The US Treasury officials accused Dilian and Hamou of creating and selling spyware that was used to target Americans, including government employees, policy experts, and journalists. These actions enabled human rights abuses around the world.
This is the first time the US government has targeted specific individuals rather than just spyware companies. In the past, they have added companies to blocklists and imposed sanctions that prevent any US entity from working with them. However, it seems that now the gloves are off. The US government will directly go after those responsible for selling spyware to authoritarian regimes and dictators, or those whose products were used against innocent targets.
In response to the news of the sanctions, a former head of a spyware company that sold to governments expressed concern, stating, “Wow. That’s big.” However, this person also wished to remain anonymous and believed that their former company always followed regulations and did things the right way, unlike Dilian, the founder of Intellexa, who was also sanctioned.
“He sold to anyone who was willing to pay,” the former spyware head said about Dilian and his company.
The former spyware head also shared their opinion that Dilian made a mistake by trying to circumvent the restrictions previously imposed on Intellexa by the US government. In 2023, the Biden administration placed Intellexa and Cytrox, another company founded by Dilian, on the “entities list”, which blocks any US businesses or individuals from working with them or having any commercial relationships with them.
“I think this is what pissed off the Americans,” the former spyware head said.
Another former member of the spyware industry described Dilian as “an elephant in a crystal shop,” implying that his activities were not hidden, but rather, brazen and careless.
“In that particular space of spyware sellers, you have to be extremely balanced and attentive…but he didn’t care,” the person said.

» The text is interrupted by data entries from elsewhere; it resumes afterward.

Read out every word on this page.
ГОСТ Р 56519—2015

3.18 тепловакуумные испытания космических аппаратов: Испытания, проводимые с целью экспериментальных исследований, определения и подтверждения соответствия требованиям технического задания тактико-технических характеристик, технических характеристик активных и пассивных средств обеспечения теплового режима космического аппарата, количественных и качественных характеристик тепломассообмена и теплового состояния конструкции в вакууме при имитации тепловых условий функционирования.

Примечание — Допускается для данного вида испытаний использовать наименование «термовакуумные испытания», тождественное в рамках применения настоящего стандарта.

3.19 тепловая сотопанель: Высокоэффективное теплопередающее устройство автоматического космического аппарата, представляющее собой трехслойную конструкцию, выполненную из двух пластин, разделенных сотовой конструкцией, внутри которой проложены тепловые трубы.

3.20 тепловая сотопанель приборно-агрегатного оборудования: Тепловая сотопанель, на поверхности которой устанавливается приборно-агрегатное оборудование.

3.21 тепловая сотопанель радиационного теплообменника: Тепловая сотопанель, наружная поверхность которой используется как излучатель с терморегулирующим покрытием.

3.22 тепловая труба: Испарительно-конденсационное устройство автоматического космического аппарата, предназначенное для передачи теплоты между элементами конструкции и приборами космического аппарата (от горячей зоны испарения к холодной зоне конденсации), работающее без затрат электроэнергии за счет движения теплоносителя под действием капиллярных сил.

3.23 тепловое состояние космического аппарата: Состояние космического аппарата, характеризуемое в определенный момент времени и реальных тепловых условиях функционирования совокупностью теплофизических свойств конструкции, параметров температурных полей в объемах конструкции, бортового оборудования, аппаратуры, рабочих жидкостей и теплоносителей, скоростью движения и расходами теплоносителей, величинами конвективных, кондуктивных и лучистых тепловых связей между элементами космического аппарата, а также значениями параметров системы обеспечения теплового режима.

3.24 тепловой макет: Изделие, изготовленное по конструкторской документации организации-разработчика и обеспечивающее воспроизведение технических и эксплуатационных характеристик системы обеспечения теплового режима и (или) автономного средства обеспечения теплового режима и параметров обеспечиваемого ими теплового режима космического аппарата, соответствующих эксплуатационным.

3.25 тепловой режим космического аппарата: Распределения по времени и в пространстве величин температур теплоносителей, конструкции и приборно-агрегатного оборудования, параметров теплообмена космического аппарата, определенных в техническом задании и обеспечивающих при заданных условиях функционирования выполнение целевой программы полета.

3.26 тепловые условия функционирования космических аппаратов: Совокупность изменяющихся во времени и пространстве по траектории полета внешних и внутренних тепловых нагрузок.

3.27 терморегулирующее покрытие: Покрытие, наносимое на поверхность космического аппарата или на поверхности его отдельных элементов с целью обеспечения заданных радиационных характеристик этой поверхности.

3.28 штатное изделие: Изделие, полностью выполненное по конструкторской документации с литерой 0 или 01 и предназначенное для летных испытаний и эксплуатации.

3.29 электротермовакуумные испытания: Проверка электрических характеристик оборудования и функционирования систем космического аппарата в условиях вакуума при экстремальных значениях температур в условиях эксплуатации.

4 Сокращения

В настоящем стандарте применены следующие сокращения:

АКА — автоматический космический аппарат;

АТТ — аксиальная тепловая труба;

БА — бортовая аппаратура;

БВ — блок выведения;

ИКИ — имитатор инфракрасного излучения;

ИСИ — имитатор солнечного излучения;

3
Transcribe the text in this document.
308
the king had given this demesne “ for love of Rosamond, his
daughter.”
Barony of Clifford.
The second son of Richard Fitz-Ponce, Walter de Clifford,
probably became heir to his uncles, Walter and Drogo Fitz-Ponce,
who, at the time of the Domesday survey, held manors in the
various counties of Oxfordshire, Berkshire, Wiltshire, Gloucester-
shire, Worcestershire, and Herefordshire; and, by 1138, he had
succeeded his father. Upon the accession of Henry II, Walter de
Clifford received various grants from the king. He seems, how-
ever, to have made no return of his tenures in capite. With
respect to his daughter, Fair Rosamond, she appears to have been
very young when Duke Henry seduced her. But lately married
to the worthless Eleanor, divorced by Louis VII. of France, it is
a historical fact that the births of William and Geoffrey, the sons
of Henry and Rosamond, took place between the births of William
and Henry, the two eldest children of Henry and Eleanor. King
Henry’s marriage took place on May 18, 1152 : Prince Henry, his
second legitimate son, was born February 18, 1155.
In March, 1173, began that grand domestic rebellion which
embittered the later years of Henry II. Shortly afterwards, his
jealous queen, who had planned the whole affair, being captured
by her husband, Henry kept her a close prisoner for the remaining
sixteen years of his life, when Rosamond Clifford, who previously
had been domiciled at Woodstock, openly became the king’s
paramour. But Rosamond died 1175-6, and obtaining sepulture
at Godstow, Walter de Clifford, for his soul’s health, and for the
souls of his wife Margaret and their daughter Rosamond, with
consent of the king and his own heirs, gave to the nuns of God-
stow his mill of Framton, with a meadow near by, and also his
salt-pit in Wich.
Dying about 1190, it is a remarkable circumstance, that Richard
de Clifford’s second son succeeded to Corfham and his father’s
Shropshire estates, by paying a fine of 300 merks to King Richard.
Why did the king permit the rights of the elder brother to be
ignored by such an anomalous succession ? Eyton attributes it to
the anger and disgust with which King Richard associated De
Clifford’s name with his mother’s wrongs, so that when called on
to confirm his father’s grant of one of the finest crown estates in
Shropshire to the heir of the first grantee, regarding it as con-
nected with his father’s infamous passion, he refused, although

However, this same person also expressed relief at having left the industry, as times have changed and the consequences are now catching up with those involved.
A third person working in the spyware industry believes that the sanctions against Dilian and Hamou should make the entire market reflect on their actions.
“If I had to come back to work actively in this industry, and I couldn’t find an exclusive customer that is extremely trustworthy, [sanctions] would be a risk,” the third person said. “A company, however serious, can never be 100% sure about how its customers act, and the political developments that can embroil them.”
Prior to these sanctions, the US government had only taken action against spyware makers by announcing that the State Department could impose travel bans and visa restrictions for individuals involved in facilitating or enabling abuses with spyware.
If you have any information on spyware providers, you can securely contact Lorenzo Franceschi-Bicchierai on Signal at +1 917 257 1382, or via Telegram, Keybase, and Wire @lorenzofb, or through email. TechCrunch can also be contacted via SecureDrop.
In 2021, the Department of Commerce added NSO Group, an Israel-based spyware company, to its blocklist. NSO Group’s tools have been documented to have been used against journalists, politicians, dissidents, and human rights defenders in several countries such as Hungary, Mexico, Poland, Saudi Arabia, and Spain. Two years later, Cytrox and Intellexa were also added to this list.
Given this pattern, it would not be surprising if the US government were to target the founders and executives of NSO Group and Candiru, another Israeli spyware maker, in the same way they have targeted Dilian and Hamou.
However, it is unclear if the individuals responsible for these companies are concerned about potential sanctions.
Dilian could not be reached for comment, and Hamou did not respond to a request for comment.